Ultra Vires has taken the liberty to write a practice hypothetical to help you prep for exams!

It seems like every professor has decided to use the COVID-19 pandemic as the basis for their hypotheticals this year and so Ultra Vires has decided to write a slightly different fact pattern. To any professors reading this, feel free to use this example. In fact, we encourage it! 

The following fact pattern takes place in Falconer, the capital city of the province of Flavelle. Flavelle has laws identical to Ontario. 

In recent months, Falconer’s friendly resident trash pandas have become quite the problem. People across the city have been clogging up 911 and 311 with reports of raccoon-related crimes. First, Molly McLachlin was working in a local Tim Hortons when a gang of raccoons broke through the ceiling and stole all the apple fritters! Ms. McLachlin could not get an ID on any of the thieves, but she did say they were all dressed like bandits with black bands over their eyes. 
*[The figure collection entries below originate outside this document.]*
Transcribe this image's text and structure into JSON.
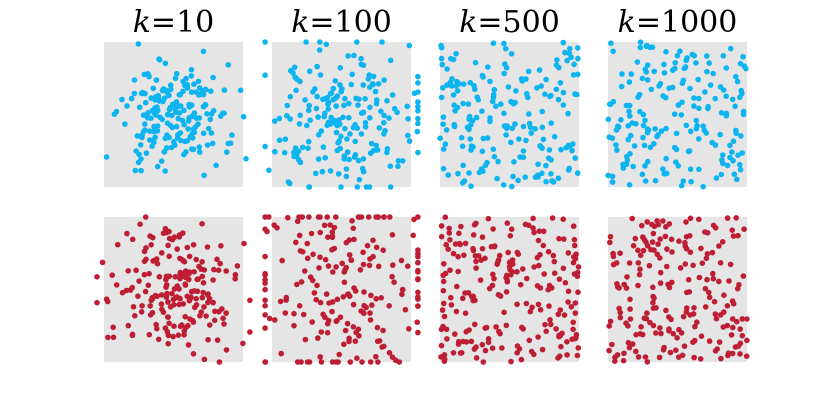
{
  "colors": {
    "panel_bg": "#e5e5e5",
    "top_row_points": "#0db4f0",
    "bottom_row_points": "#be1e34"
  },
  "chart_data": {
    "type": "scatter",
    "grid": false,
    "columns": [
      {
        "variable": "k",
        "equals": "=",
        "value": "10"
      },
      {
        "variable": "k",
        "equals": "=",
        "value": "100"
      },
      {
        "variable": "k",
        "equals": "=",
        "value": "500"
      },
      {
        "variable": "k",
        "equals": "=",
        "value": "1000"
      }
    ],
    "rows": [
      {
        "color": "#0db4f0",
        "panels": [
          {
            "spread": 0.18,
            "n": 190,
            "seed": 11
          },
          {
            "spread": 0.28,
            "n": 200,
            "seed": 23
          },
          {
            "spread": 0.62,
            "n": 190,
            "seed": 37
          },
          {
            "spread": 0.62,
            "n": 190,
            "seed": 41
          }
        ]
      },
      {
        "color": "#be1e34",
        "panels": [
          {
            "spread": 0.22,
            "n": 200,
            "seed": 53
          },
          {
            "spread": 0.38,
            "n": 210,
            "seed": 67
          },
          {
            "spread": 0.62,
            "n": 220,
            "seed": 79
          },
          {
            "spread": 0.62,
            "n": 210,
            "seed": 97
          }
        ]
      }
    ]
  }
}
That same night, Robby Rowe was awoken by a ruckus in his garage. Armed with an intimidating umbrella, he approached the garage and prepared to fight the intruders. Inside was a group of raccoons setting up an apartment in his rafters! They already had a couple of little beds prepared and a full raccoon kitchen (a.k.a. a bag of half-eaten McDonalds). A few days later, Robby noticed a new listing on Craigslist: “2 bedroom loft for rent in the heart of the city with a beautiful view of Robby Rowe’s backyard. $2000/month.” 

A couple weeks later, Willie Wagner was enjoying the spring sunshine outside on his patio when he heard a terrible racket from the tree above. He looked up and couldn’t believe what he saw: a band of raccoons practicing their set! The music was cranked up to the max and Willie could hardly hear himself think. Unsurprisingly, the critters were playing “Rocky Raccoon.” 

Next, Karen Karakastanis decided to put her basement apartment on Airbnb and came to an agreement with a user to stay for a week. When Karen checked out the basement after the guests left, she found the apartment completely wrecked with garbage strewn everywhere and scratch marks on all of the furniture (not to mention the lack of proper toilet use). The nerve! The username of the guest was RaccoonLover4eva. 

The people of Falconer have had enough and decided to file a class action lawsuit against all the raccoons in the city for their collective grievances. But wait! The raccoons of Falconer have united against these frivolous claims and launched proceedings of their own. For centuries, animals have been voiceless within the common law, deprived of standing to challenge claims and some, like raccoons, have been labeled “vermin” to justify violence against animals. No more! The raccoons have raised multiple claims of wrongful death by negligent human drivers and specifically cite an incident of false imprisonment at a certain law school.

You are the lawyer for the people of Falconer. What are the causes of action (hint: think about torts, property, and contracts) and any criminal offences? How do you respond to the countersuit by the raccoons? 

Unfortunately, the Flavelle Limitations Act does not say anything about raccoon-related causes of action and so the limitation period is inapplicable to this fact pattern.  

Writer’s Disclaimer: We never got to the class action section of Legal Process last semester so I don’t actually know how to commence a class action suit, but I’m assuming I’m close enough.